Depression after status epilepticus: behavioural and biochemical deficits and effects of fluoxetine.
|Title||Depression after status epilepticus: behavioural and biochemical deficits and effects of fluoxetine.|
|Publication Type||Journal Article|
|Year of Publication||2008|
|Authors||Mazarati, A, Siddarth P, Baldwin RA, Shin D, Caplan R, Sankar R|
|Journal||Brain : a journal of neurology|
|Date Published||2008 Aug|
|Keywords||Animals, Behavior, Animal, Depression, Epilepsy, Temporal Lobe, Fluoxetine, Hippocampus, Lithium Chloride, Male, Models, Animal, Pilocarpine, Rats, Rats, Wistar, Serotonin, Serotonin Uptake Inhibitors, Status Epilepticus|
Depression represents one of the most common comorbidities in patients with epilepsy. However, the mechanisms of depression in epilepsy patients are poorly understood. Establishment of animal models of this comorbidity is critical for both understanding the mechanisms of the condition, and for preclinical development of effective therapies. The current study examined whether a commonly used animal model of temporal lobe epilepsy (TLE) is characterized by behavioural and biochemical alterations involved in depression. Male Wistar rats were subjected to LiCl and pilocarpine status epilepticus (SE). The development of chronic epileptic state was confirmed by the presence of spontaneous seizures and by enhanced brain excitability. Post-SE animals exhibited increase in immobility time under conditions of forced swim test (FST) which was indicative of despair-like state, and loss of taste preference in saccharin solution consumption test which pointed to the symptomatic equivalence of anhedonia.
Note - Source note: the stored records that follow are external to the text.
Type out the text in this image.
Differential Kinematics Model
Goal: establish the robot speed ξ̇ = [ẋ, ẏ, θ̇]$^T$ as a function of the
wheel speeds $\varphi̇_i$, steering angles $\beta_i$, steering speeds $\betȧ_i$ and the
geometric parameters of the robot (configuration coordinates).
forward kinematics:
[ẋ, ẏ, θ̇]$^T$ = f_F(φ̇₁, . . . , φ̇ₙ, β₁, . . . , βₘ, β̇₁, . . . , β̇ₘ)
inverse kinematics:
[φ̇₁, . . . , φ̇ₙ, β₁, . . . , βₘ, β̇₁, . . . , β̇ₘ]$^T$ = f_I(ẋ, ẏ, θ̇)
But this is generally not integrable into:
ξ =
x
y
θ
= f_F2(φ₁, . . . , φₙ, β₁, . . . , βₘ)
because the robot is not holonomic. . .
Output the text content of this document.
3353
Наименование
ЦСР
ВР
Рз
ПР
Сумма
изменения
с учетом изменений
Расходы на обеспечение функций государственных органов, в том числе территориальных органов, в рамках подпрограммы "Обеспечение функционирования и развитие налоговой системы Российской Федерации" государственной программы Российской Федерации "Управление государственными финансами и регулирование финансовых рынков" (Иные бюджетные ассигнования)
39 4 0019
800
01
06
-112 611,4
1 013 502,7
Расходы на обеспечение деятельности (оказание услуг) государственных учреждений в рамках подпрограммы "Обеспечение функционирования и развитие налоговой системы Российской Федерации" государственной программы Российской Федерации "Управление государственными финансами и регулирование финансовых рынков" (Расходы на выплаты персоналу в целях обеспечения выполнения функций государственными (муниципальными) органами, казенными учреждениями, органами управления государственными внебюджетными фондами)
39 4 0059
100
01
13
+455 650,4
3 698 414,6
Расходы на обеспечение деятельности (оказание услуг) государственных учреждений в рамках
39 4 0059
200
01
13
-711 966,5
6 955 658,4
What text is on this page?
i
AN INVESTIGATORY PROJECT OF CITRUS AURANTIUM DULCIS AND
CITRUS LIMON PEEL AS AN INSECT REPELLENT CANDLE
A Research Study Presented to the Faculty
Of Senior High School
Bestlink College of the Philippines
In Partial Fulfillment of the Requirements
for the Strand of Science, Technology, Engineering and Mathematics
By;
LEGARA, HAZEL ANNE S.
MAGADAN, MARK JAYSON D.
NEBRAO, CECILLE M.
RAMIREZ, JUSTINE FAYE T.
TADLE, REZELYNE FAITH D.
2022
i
Biochemical studies revealed compromised serotonergic transmission in the raphe-hippocampal serotonergic pathway: decrease of serotonin (5-HT) concentration and turnover in the hippocampus, measured by high performance liquid chromatography, and decrease of 5-HT release from the hippocampus in response to raphe stimulation, measured by fast cyclic voltammetry. Administration of fluoxetine (FLX, 20 mg/kg/day for 10 days) to naive animals significantly shortened immobility time under conditions of FST, and inhibited 5-HT turnover in the hippocampus. In post-SE rats FLX treatment led to a further decrease of hippocampal 5-HT turnover; however, performance in FST was not improved. At the same time, FLX reversed SE-induced increase in brain excitability. In summary, our studies provide initial evidence that post-SE model of TLE might serve as a model of the comorbidity of epilepsy and depression. The finding that behavioural equivalents of depression were resistant to an antidepressant medication suggested that depression in epilepsy might have distinct underlying mechanisms beyond alterations in serotonergic pathways.